Atlanta Falcons fans know better than getting too hopeful when it comes to their football team. We have seen a lot of heartbreaks over the last few years. So this week’s matchup with a team that Atlanta should beat in the San Diego Chargers is a crucial game.
Call it a trap game. Call it a win that a quality team has to get at home. Name this game what you will. Just know that week seven could mark the most crucial point in Atlanta’s season when we look back on it at the end of the year.
The Dirty Birds are rocking a 4-2 record after a tough two-game road trip to the other side of the country. They handled a Denver team easily two weeks ago with their double-headed running attack of Freeman and Coleman.
Then they went to the left coast and battled back against Seattle, having the game in hand near the end. If not for a dropped pass by Julio Jones that ended up being picked off, Atlanta would have headed back to Georgia with just one loss on the year.
And a swallowed whistle by the refs on the final Falcons’ drive versus the Seahawks didn’t help Atlanta’s cause.
Even though the Seattle loss hurt, the rest of the League was put on notice. Atlanta could be for real.
This does not appear to be the same team that rolled through the first five weeks like juggernauts in 2015, then fell on their face the rest of the way. No team in the NFL can be comfortable facing a team that is actually getting the ball to Julio Jones early and often, unlike last year.
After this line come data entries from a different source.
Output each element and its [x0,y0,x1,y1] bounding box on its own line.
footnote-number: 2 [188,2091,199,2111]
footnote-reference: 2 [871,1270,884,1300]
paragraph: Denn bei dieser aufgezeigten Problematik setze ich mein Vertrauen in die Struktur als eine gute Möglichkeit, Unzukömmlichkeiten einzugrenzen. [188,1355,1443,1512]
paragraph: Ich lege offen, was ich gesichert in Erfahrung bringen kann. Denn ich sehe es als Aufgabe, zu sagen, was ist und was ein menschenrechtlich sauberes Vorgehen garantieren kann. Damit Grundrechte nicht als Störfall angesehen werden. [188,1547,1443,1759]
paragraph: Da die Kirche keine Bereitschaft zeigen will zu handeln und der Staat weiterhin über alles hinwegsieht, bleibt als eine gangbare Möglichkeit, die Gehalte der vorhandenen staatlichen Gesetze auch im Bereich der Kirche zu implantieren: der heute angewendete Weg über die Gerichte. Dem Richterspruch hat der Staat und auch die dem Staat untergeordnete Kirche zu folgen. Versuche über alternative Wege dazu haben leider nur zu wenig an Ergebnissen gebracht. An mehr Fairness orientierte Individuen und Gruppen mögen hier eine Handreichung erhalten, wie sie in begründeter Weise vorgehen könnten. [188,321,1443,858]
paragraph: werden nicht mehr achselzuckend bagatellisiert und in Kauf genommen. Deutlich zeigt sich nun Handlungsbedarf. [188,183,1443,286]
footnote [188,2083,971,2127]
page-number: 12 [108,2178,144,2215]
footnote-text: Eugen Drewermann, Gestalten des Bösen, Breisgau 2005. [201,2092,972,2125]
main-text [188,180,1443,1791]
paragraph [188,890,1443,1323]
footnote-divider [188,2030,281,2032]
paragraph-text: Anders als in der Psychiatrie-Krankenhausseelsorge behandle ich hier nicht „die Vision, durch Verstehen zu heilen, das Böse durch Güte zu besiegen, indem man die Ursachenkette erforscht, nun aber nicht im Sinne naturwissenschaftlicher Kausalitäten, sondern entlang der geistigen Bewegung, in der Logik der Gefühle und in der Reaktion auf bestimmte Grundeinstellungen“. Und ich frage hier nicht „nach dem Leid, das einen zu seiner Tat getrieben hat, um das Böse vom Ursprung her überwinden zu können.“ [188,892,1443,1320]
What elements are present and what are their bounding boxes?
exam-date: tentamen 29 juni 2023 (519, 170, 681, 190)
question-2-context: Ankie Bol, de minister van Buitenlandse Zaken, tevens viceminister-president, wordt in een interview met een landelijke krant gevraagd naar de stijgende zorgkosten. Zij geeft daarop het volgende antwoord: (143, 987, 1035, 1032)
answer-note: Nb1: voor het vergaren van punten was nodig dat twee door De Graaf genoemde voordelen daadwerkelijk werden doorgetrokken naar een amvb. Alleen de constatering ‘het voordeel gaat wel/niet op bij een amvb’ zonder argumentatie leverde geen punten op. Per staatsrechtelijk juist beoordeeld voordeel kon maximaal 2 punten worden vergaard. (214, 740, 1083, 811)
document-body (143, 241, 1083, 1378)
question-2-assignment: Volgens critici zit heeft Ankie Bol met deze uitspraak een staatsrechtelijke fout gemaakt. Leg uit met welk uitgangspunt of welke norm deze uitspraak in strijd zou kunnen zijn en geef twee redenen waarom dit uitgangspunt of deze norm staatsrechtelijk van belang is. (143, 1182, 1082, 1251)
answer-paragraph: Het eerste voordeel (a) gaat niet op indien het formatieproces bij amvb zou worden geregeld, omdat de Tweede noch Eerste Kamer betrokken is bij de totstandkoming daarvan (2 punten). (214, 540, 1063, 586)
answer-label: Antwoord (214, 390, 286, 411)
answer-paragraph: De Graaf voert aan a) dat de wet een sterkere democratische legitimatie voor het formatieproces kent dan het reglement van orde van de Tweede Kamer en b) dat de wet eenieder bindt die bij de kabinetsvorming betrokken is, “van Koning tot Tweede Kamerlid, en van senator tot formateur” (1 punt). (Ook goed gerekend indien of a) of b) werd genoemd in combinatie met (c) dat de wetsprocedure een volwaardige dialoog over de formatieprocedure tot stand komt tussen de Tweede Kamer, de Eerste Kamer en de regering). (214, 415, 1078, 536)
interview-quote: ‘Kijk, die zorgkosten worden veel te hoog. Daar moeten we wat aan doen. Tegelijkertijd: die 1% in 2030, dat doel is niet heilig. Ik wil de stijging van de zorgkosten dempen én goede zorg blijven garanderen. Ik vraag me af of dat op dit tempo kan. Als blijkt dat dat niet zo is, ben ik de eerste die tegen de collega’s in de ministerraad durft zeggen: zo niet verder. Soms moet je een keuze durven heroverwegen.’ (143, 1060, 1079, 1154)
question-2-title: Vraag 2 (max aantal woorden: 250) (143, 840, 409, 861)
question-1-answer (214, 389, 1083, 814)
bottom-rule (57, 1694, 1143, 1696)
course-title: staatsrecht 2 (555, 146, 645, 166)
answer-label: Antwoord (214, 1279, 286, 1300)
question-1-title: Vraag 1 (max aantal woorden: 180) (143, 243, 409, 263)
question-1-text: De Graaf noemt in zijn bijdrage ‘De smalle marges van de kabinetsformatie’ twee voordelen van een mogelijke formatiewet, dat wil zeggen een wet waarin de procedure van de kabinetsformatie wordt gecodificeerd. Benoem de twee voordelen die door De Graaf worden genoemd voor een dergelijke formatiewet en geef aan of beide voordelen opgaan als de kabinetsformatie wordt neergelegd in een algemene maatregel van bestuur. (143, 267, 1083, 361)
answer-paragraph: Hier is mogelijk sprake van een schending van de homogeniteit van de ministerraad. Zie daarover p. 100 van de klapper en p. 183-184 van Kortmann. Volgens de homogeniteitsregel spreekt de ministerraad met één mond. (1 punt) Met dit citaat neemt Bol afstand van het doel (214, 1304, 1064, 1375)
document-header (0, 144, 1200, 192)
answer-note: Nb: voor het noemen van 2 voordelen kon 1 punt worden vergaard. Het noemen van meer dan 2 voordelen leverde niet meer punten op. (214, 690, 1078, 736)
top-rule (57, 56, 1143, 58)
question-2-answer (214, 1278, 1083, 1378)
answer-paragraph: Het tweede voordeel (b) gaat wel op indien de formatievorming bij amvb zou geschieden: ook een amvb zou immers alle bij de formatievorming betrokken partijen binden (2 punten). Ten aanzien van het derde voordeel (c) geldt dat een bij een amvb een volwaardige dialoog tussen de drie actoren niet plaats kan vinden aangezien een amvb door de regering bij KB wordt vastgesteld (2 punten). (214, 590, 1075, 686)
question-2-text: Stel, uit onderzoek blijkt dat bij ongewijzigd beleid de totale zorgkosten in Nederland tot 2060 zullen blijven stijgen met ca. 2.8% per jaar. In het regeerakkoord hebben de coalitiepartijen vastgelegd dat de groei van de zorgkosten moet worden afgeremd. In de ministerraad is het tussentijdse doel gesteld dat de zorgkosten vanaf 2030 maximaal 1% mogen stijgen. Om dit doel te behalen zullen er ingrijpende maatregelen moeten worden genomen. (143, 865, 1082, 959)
And having two terrors in the backfield that can run and catch has increased the consumption of Tums by defensive coordinators with Atlanta on the schedule.
Still, in Atlanta, fans can’t quite go all in with the home team. Too many times, the letdowns fall on us like a fat lineman on our QB. And it sucks.
That makes it crucial that the Falcons handle their business versus the Chargers on Sunday in the Georgia Dome. A loss will erase all the goodwill that’s been built up since week five.
The talking heads have actually been giving Dan Quinn’s team some respect the past two weeks. Lose to the 2-4 Chargers and all that respect will turn to talk of “the same old Falcons.”
And make no mistake, San Diego is capable of getting the upset on the road. They can score points, and no lead is safe with Philip Rivers flinging the ball all over the field when that is the only option left for his club.
In the old days, Atlanta fans got used to losing. Hope wasn’t a problem.
In the past few years though, things changed. Mike Smith led the team to a couple regular season records that set the team up nicely for the playoffs. Matt Ryan looked to be the savior the city needed in order to keep opposing fans from overrunning our own stadium on Sundays, as locals failed to show up en masse.
Those hopes slowed with a few uninspired playoff loses in the first round. Then hope was eviscerated when the Falcons blew a lead in the NFC Title game of 2012 and allowed San Francisco to steal their trip to the Super Bowl.
It’s up the the Falcons to change how they are perceived by the national media and truly their own fans.
It was not a good look to see the Georgia Dome only 70 percent full on opening day this year. Even worse was having about 20 percent of the fans there sporting Tampa Bay gear.
Our fanbase, myself included, needs to be more loyal to the Falcons. But for that to happen, some trust has to be built up. Many of us were tricked last year with a hot start.
Lots of us have been more cautious in 2016. If the team wants to see more loyalty among its hometown fans, beating San Diego the way they did Carolina a few weeks ago would help that cause.
Any team can get tripped up on any given Sunday. What separates consistently top level teams is that wins against lesser teams, come more regularly than losses against them.
Atlanta has shown they can play with anyone. Now they have to show they can roll right over teams with no business competing with them.
Sunday at 4:05 PM is a good time to put on that show.